Last week, the Arizona House Judiciary Committee passed HB 2156, which would stop state and local governments from campaigning with taxpayer dollars. In Arizona, this practice is already supposed to be unlawful – state laws say that cities, counties, and schools can’t use public “resources” to “influenc[e] the outcomes of elections.” Unfortunately, courts have essentially read these laws to prohibit only electioneering that “unambiguously” urges a “yes” or “no” vote. As a result, government bodies often skirt the law and use public resources to broadcast one-sided messages about ballot measures.
Worse, many of these laws are virtually unenforceable against offending governments, because in many cases only the attorney general or county attorney may prosecute violations. And while school district officials can be held personally liable if they misuse public money, the law says nothing about penalties for city, county, or state officials. Most government officials who campaign with public resources have nothing to lose, so the laws provide little protection for taxpayers.

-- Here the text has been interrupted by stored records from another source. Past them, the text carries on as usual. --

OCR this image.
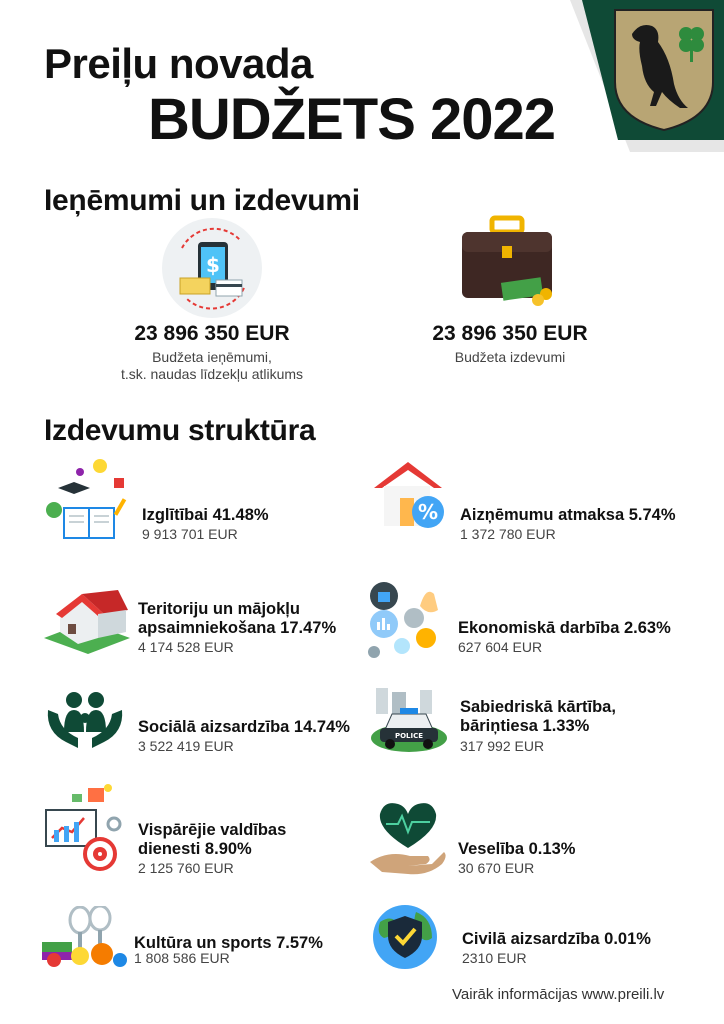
Preiļu novada
BUDŽETS 2022
Ieņēmumi un izdevumi
$
23 896 350 EUR
Budžeta ieņēmumi,
t.sk. naudas līdzekļu atlikums
23 896 350 EUR
Budžeta izdevumi
Izdevumu struktūra
Izglītībai 41.48%
9 913 701 EUR
% Aizņēmumu atmaksa 5.74%
1 372 780 EUR
Teritoriju un mājokļu
apsaimniekošana 17.47%
4 174 528 EUR
Ekonomiskā darbība 2.63%
627 604 EUR
Sociālā aizsardzība 14.74%
3 522 419 EUR
POLICE
Sabiedriskā kārtība,
bāriņtiesa 1.33%
317 992 EUR
Vispārējie valdības
dienesti 8.90%
2 125 760 EUR
Veselība 0.13%
30 670 EUR
Kultūra un sports 7.57%
1 808 586 EUR
Civilā aizsardzība 0.01%
2310 EUR
Vairāk informācijas www.preili.lv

HB 2156 requires government bodies to be truly neutral with taxpayer dollars. Government may inform the public on ballot issues, but publicly sponsored forums or events must be purely educational, with an equal opportunity for the presentation of all viewpoints. The bill creates one consolidated ban that applies to all public entities and all public resources, which is the law in about a third of other states. And if HB 2156 becomes law, it will enable taxpayers to bring enforcement lawsuits when government officials campaign with public resources.
Taxpayers have urged public officials to stop campaigning with their money, but urging only goes so far. It’s time for state legislators to close the loopholes on public-resource electioneering bans.